Heinonen also suggested that the program's engineers could have been ordered to redesign the older Shahab-3 model before the decision was made by the missile program to switch to a newer model and that it couldn't change its work plan once it was decided.
However, according to Mike Elleman, lead author of the most authoritative study of the Iranian missile program thus far, published by the London-based International Institute for Strategic Studies (IISS) last May, Iran introduced the major innovations in the design of the medium-range missile, including a longer, lighter airframe and the new warhead shape, over a period of two to five years. Elleman, told me in an interview that the redesign of the re-entry vehicle must have begun in 2002 at the latest.
The schematics on the laptop documents' redesigned warhead were dated March-April 2003, according to the IAEA report of May 2008.
Heinonen's explanation assumes that the Iranian military ordered an engineer to organize a project to redesign the warhead on its intermediate-range ballistic missile to accommodate a nuclear payload, but kept the project in the dark about its plans to replace the Shahab-3 with a completely new and improved model.

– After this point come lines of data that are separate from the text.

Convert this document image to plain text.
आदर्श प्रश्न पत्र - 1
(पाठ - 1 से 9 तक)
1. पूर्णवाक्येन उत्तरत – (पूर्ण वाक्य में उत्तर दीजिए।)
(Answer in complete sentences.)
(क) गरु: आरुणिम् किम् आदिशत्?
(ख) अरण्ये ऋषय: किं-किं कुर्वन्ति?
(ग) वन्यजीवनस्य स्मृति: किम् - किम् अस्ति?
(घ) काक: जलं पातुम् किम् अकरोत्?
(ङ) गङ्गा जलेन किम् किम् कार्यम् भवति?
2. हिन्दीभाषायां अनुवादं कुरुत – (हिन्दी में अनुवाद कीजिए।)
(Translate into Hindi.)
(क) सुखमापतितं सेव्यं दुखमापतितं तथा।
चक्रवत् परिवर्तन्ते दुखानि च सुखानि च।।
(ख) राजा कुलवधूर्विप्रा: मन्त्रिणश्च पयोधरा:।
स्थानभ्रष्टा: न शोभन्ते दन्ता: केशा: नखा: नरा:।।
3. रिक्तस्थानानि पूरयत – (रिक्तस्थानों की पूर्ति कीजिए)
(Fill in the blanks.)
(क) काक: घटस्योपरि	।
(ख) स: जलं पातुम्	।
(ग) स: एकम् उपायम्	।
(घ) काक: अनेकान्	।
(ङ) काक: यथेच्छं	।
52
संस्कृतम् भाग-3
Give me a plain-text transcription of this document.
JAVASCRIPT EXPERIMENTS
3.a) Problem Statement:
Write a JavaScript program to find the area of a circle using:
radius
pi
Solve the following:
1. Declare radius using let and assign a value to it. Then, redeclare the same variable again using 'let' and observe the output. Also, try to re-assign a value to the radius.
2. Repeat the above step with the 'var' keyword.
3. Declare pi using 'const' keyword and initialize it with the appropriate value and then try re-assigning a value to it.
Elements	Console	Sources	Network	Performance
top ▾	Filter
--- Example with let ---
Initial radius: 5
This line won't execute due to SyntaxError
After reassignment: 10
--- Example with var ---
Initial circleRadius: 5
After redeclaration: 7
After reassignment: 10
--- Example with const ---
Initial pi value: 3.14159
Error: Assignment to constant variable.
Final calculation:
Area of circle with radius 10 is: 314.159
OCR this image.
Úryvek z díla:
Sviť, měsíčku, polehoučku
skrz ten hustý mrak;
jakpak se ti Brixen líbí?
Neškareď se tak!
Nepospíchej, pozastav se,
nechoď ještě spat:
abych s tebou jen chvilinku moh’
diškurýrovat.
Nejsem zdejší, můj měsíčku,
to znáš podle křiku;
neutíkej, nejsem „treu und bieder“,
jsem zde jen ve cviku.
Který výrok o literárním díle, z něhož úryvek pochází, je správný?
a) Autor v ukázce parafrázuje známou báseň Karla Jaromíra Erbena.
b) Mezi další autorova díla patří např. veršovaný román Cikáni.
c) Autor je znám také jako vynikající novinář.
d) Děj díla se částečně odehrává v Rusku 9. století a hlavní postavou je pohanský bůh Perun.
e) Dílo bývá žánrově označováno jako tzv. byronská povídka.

That assumption appears wholly implausible, because the reason for the shift to the new missile, according to the IISS study, was that the Shahab-3, purchased from North Korea in the early to mid-1990s, had a range of only 800 to 1,000 km, depending on the weight of the payload. Thus, it was incapable of reaching Israel. The new missile, later named the Ghadr-1, could carry a payload of conventional high-explosives 1,500 to 1,600 kilometers, bringing Israel within the reach of an Iranian missile for the first time.
The missile warhead anomaly is a particularly telling sign of fraud, because someone intending to fabricate such technical drawings of a re-entry vehicle could not have known that Iran had abandoned the Shahab-3 in favor of the more advanced Ghadr-1 until after mid-August 2004. As the IISS study points out, the August 11, 2004, test launch was the first indication to the outside world that a new missile with a triconic warhead had been developed. Before that test, Elleman told me, "No information was available that they were modifying the warhead."